The conflict in the Middle East is sending shockwaves through global energy markets, with oil prices surging past $100 a barrel at points, prompting several governments to impose fuel price caps. Cyprus has yet to act, but the Energy Ministry says the issue remains open.

According to information received by Phileleftheros, the ministry is monitoring the situation and will take measures to contain prices if necessary.

Current average fuel prices in Cyprus stand at €1.378 per litre for petrol and €1.508 per litre for diesel — roughly two cents higher than before the conflict erupted. However, the president of the Pan-Cyprian Association of Fuel Station Owners, Savvas Prokopiou, warned that consumers should expect further staged increases in the coming period, particularly if the conflict does not de-escalate soon.
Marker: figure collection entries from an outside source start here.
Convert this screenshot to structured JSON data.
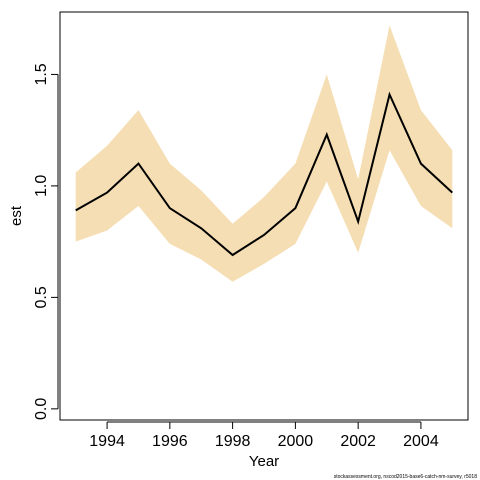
{
  "chart_data": {
    "type": "line",
    "xlabel": "Year",
    "ylabel": "est",
    "xlim": [
      1992.5,
      2005.5
    ],
    "ylim": [
      -0.05,
      1.78
    ],
    "x_ticks": [
      1994,
      1996,
      1998,
      2000,
      2002,
      2004
    ],
    "x_tick_labels": [
      "1994",
      "1996",
      "1998",
      "2000",
      "2002",
      "2004"
    ],
    "y_ticks": [
      0.0,
      0.5,
      1.0,
      1.5
    ],
    "y_tick_labels": [
      "0.0",
      "0.5",
      "1.0",
      "1.5"
    ],
    "x": [
      1993,
      1994,
      1995,
      1996,
      1997,
      1998,
      1999,
      2000,
      2001,
      2002,
      2003,
      2004,
      2005
    ],
    "series": [
      {
        "values": [
          0.89,
          0.97,
          1.1,
          0.9,
          0.81,
          0.69,
          0.78,
          0.9,
          1.23,
          0.84,
          1.41,
          1.1,
          0.97
        ],
        "lower": [
          0.75,
          0.8,
          0.91,
          0.74,
          0.67,
          0.57,
          0.65,
          0.74,
          1.02,
          0.7,
          1.16,
          0.91,
          0.81
        ],
        "upper": [
          1.06,
          1.18,
          1.34,
          1.1,
          0.98,
          0.83,
          0.95,
          1.1,
          1.5,
          1.03,
          1.72,
          1.34,
          1.16
        ]
      }
    ],
    "grid": false,
    "legend": "none",
    "colors": {
      "band": "#F5DEB3",
      "line": "#000000",
      "axis": "#000000"
    }
  },
  "credit": "stockassessment.org, nscod2015-base6-catch-nm-survey, r5018"
}
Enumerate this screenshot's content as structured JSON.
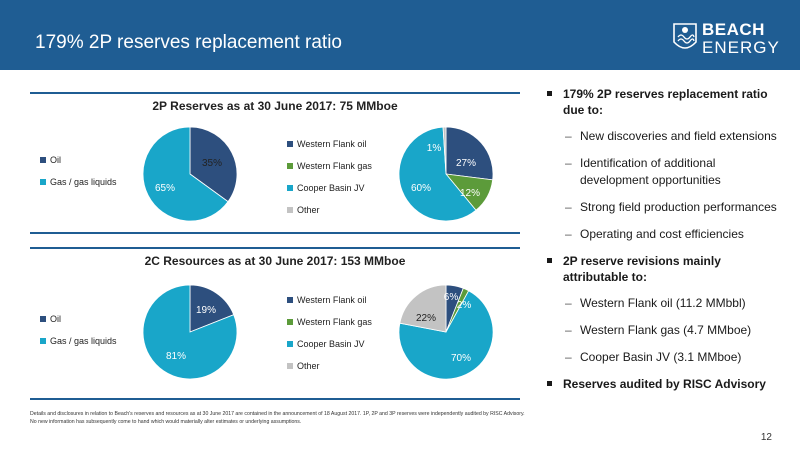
{
  "header": {
    "title": "179% 2P reserves replacement ratio"
  },
  "logo": {
    "word1": "BEACH",
    "word2": "ENERGY"
  },
  "colors": {
    "header_blue": "#1f5d93",
    "navy": "#2d4f7e",
    "teal": "#19a6c9",
    "green": "#5c9b3a",
    "grey": "#c3c3c3"
  },
  "reserves": {
    "title": "2P Reserves as at 30 June 2017: 75 MMboe",
    "left_legend": [
      "Oil",
      "Gas / gas liquids"
    ],
    "right_legend": [
      "Western Flank oil",
      "Western Flank gas",
      "Cooper Basin JV",
      "Other"
    ]
  },
  "resources": {
    "title": "2C Resources as at 30 June 2017: 153 MMboe",
    "left_legend": [
      "Oil",
      "Gas / gas liquids"
    ],
    "right_legend": [
      "Western Flank oil",
      "Western Flank gas",
      "Cooper Basin JV",
      "Other"
    ]
  },
  "chart_data": [
    {
      "type": "pie",
      "title": "2P Reserves as at 30 June 2017: 75 MMboe",
      "categories": [
        "Oil",
        "Gas / gas liquids"
      ],
      "values": [
        35,
        65
      ],
      "labels": [
        "35%",
        "65%"
      ]
    },
    {
      "type": "pie",
      "title": "2P Reserves as at 30 June 2017: 75 MMboe",
      "categories": [
        "Western Flank oil",
        "Western Flank gas",
        "Cooper Basin JV",
        "Other"
      ],
      "values": [
        27,
        12,
        60,
        1
      ],
      "labels": [
        "27%",
        "12%",
        "60%",
        "1%"
      ]
    },
    {
      "type": "pie",
      "title": "2C Resources as at 30 June 2017: 153 MMboe",
      "categories": [
        "Oil",
        "Gas / gas liquids"
      ],
      "values": [
        19,
        81
      ],
      "labels": [
        "19%",
        "81%"
      ]
    },
    {
      "type": "pie",
      "title": "2C Resources as at 30 June 2017: 153 MMboe",
      "categories": [
        "Western Flank oil",
        "Western Flank gas",
        "Cooper Basin JV",
        "Other"
      ],
      "values": [
        6,
        2,
        70,
        22
      ],
      "labels": [
        "6%",
        "2%",
        "70%",
        "22%"
      ]
    }
  ],
  "bullets": {
    "b1": "179% 2P reserves replacement ratio due to:",
    "b1_sub": [
      "New discoveries and field extensions",
      "Identification of additional development opportunities",
      "Strong field production performances",
      "Operating and cost efficiencies"
    ],
    "b2": "2P reserve revisions mainly attributable to:",
    "b2_sub": [
      "Western Flank oil (11.2 MMbbl)",
      "Western Flank gas (4.7 MMboe)",
      "Cooper Basin JV (3.1 MMboe)"
    ],
    "b3": "Reserves audited by RISC Advisory"
  },
  "footnote": "Details and disclosures in relation to Beach's reserves and resources as at 30 June 2017 are contained in the announcement of 18 August 2017. 1P, 2P and 3P reserves were independently audited by RISC Advisory. No new information has subsequently come to hand which would materially alter estimates or underlying assumptions.",
  "page_number": "12"
}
Greece, Croatia, Hungary, South Korea and Thailand have already introduced some form of price cap or profit margin limit on fuel. In Greece, where a profit margin cap has been introduced, petrol has exceeded €1.85 per litre and diesel €1.82.
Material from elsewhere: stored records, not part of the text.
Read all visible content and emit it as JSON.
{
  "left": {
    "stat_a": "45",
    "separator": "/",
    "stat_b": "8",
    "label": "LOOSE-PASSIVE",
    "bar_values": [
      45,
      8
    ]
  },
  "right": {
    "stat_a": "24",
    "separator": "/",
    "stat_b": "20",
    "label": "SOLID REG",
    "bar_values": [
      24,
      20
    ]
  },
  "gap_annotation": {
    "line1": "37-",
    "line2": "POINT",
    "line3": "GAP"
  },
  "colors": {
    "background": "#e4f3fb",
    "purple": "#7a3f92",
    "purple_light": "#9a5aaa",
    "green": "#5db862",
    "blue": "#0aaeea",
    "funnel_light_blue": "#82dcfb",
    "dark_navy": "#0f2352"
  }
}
Croatia has capped petrol at €1.50 and diesel at €1.55, while Hungary has set limits of €1.51 and €1.56 respectively. South Korea has also introduced a price ceiling, with petrol running at around €1.28 per litre and diesel at €1.30.

Germany has opted for a different approach, deciding that fuel stations may raise prices only once per day to prevent profiteering.

German Finance Minister Katherina Reiche said the government would introduce the model as soon as possible in response to the sharp fuel price increases caused by the war in Iran, adding that prices had been observed to rise very quickly when oil costs increase, but fall much more slowly when costs come down.

Cyprus has imposed a fuel price cap only once before — in 2010, under President Demetris Christofias and Commerce Minister Antonis Paschalidis. The measure provoked strong reactions from the industry, with several stations running low on stock or operating poorly, leading to queues and disruption for consumers.

The most recent government intervention came in March 2022, when the Russian invasion of Ukraine triggered an energy crisis. With parliamentary approval, the government amended the Consumption Tax Law to cut excise duty on petrol, road diesel and heating oil — reductions of around 8.3 cents per litre on road fuels and 6.4 cents on heating oil.

A similar tax cut could be deployed again in 2026 should fuel prices rise sharply. A straightforward price cap, sources suggest, would be complicated by Cyprus’s particular circumstances as an import-dependent market, potentially creating supply and retail problems.